Introduction
A large focus for healthcare systems worldwide is to improve the efficiency of resource use, especially the amount devoted to unscheduled care in hospital. For example, almost a quarter of National Health Service (NHS) England overall expenditure in 2013/2014 was spent on unscheduled care.1 Unscheduled care has been defined as ‘any healthcare provided with less than 24 hours notice’. Unscheduled hospital admissions form a growing part of hospital care: between 2006/2007 to 2017/2018, the number of unscheduled admissions from accident & emergency (A&E) departments has been steadily rising.2
The UK House of Commons Public Accounts Committee3 estimates that 24% of the total 5.8 million emergency admissions in England during 2016–2017 might have been avoided if more effective community healthcare and case management had existed.4 Examples here include interventions co-ordinated in primary care, where one study in NHS Highland showed significant reductions in unplanned hospitalisation for patients with multiple morbidities.5 Other initiatives, ranging from self-management support to better integration between healthcare and social care, have also been tested to reduce hospital readmission (See6 for a detailed review). The evidence base relating to the effectiveness of such interventions is however rather mixed, and also challenging to interpret, given patient heterogeneity in terms of case-mix.
Relative to primary and community care, less attention has been devoted to initiatives within the hospital setting. However, there is now growing provision of enhanced information support between healthcare professionals. For example, within Scotland, the key information summary aims to enhance communication between primary and secondary care.7 It allows selected parts of the general practitioner (GP) electronic patient record to be shared electronically with other parts of the NHS, and currently covers 2%–3% of the Scottish adult population with the most complex health and/or social care needs.

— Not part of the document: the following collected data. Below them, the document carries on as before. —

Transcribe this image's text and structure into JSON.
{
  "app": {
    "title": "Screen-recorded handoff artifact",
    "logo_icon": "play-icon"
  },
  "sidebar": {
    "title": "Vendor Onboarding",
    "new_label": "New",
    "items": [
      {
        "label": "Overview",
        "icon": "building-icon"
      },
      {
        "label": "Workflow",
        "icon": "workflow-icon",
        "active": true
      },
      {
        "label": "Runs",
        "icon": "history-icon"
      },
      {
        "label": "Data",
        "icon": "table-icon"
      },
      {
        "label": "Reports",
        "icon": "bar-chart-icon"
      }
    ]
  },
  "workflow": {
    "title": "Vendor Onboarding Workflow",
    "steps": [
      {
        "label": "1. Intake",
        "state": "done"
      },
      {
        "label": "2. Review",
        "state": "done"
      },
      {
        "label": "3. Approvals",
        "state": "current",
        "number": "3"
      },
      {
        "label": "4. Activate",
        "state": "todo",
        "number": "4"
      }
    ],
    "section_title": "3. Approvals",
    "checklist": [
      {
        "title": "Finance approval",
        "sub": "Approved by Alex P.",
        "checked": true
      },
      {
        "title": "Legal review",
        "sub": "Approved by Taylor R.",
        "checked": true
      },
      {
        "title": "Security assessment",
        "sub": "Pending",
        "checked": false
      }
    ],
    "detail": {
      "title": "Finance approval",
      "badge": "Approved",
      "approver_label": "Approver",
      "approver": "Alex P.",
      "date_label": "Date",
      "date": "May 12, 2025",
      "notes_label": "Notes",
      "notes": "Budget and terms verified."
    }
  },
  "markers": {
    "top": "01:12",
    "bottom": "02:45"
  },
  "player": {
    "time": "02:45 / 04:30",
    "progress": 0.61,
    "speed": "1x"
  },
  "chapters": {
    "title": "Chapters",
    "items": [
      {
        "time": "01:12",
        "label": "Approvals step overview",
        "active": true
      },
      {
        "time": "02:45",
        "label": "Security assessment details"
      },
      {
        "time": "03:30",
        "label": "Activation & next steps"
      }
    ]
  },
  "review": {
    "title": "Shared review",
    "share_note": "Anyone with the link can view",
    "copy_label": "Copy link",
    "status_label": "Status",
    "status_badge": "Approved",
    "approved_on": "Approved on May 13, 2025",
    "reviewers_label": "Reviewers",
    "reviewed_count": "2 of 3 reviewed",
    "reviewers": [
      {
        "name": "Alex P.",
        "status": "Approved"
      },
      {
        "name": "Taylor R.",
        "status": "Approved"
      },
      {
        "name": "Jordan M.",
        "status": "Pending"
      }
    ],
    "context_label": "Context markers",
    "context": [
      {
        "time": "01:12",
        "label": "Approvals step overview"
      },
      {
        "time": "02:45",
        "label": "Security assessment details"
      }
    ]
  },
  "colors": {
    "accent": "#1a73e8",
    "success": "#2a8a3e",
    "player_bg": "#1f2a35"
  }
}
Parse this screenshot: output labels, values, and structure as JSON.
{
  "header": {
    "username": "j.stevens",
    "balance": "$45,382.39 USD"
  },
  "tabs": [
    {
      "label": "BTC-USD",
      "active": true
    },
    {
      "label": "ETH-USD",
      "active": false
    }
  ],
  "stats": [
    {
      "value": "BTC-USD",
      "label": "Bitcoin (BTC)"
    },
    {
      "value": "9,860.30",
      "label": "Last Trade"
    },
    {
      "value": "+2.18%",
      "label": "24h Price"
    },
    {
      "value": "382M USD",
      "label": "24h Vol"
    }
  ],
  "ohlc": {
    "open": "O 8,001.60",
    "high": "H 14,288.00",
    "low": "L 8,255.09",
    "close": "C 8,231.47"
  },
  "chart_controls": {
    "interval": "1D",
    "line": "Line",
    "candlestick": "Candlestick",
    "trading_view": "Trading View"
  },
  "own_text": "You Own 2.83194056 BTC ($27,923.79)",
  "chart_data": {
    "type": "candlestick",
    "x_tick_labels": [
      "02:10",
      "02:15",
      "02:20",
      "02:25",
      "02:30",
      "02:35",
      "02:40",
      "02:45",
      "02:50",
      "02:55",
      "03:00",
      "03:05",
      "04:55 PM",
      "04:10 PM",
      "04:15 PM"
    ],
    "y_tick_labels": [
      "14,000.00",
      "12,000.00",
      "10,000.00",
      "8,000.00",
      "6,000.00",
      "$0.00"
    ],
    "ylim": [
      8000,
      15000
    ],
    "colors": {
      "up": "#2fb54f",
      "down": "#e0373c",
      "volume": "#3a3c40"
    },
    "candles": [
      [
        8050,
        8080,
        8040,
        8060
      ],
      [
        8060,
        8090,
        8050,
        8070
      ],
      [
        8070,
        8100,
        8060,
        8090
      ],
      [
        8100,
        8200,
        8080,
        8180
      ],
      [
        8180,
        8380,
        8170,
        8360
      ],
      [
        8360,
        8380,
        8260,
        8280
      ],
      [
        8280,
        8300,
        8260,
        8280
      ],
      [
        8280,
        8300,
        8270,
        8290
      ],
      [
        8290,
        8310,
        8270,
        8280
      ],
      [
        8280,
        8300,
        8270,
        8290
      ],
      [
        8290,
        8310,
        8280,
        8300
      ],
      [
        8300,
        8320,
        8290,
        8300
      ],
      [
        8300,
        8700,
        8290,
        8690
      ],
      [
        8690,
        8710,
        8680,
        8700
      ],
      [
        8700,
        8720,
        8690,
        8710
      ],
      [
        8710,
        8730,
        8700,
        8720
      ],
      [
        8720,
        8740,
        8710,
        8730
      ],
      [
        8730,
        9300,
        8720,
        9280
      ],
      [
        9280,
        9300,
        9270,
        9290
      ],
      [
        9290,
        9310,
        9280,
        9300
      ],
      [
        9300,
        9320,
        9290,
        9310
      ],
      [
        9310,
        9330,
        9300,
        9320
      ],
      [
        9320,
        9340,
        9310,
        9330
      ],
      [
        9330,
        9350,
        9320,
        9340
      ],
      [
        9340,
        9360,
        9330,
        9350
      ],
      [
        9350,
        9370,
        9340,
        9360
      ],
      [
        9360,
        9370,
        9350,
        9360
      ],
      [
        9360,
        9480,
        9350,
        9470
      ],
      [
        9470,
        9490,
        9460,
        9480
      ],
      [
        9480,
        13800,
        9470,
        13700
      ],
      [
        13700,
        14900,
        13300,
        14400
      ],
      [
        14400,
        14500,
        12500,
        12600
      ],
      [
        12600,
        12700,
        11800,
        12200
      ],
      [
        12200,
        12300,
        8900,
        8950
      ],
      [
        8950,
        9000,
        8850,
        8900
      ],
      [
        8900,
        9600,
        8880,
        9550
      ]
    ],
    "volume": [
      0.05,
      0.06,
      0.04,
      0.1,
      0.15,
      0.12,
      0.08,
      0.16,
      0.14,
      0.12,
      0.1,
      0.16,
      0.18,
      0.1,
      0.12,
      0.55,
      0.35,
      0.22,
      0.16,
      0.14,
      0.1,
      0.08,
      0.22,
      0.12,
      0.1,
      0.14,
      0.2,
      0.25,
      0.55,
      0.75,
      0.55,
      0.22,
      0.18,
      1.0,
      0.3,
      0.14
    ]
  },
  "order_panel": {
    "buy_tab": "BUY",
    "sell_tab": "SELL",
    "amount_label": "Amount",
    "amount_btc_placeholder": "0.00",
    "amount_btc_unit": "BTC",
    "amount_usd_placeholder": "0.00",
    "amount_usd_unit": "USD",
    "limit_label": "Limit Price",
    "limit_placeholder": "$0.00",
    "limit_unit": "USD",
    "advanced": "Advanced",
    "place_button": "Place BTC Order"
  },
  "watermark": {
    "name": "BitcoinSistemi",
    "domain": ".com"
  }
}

Predictive modelling tools to identify patients at high risk of being a frequent A&E attender or being readmitted are now available, for instance Patients at Risk of Readmission and Adjusted Clinical Groups-Predictive Model used in the USA and UK,8 as well as Hospital Admission Risk Prediction in Canada (see ref. 9 for a rapid review on predictive validity of these tools). In Scotland, an algorithm called Scottish Patients at Risk of Readmission and Admission (SPARRA) is an available risk prediction tool that predicts an individual’s risk of unscheduled admission to hospital within the next 12 months. It has been used to proactively manage future hospital demand among population groups likely to make greater use of hospital resources.10 11 While modelling studies predict that such tools should lead to reductions in the number of unplanned hospital admissions,11 there is a paucity of evidence from real world implementation studies regarding whether they do in practice reduce the volume and costs associated with unscheduled hospital admissions.12
The aim of this paper therefore is to report the effectiveness of a novel intervention, implemented in NHS Lothian, Scotland, that aimed to reduce the risk of future unscheduled hospital admission. The intervention involved application of the SPARRA tool to identify patients at high risk of future unscheduled hospital admission, followed by deployment of appropriate key workers (eg, addictions or psychiatric nurses or consultants) to engage with patients, relatives, GPs and the wider hospital team to develop patient-centred care plans. This paper focuses on four potential effects of the intervention: the number of unscheduled attendances to emergency department (ED) and unscheduled hospital admissions, length of hospital stay, total costs of unscheduled admissions and overall total acute hospital costs. Unlike many interventions that prioritise older adults,13–15 this intervention focused on a wider group of participants with long term conditions and younger frequent ED attenders. Therefore, it contributes to the literature on hospital based interventions among a wider patient group.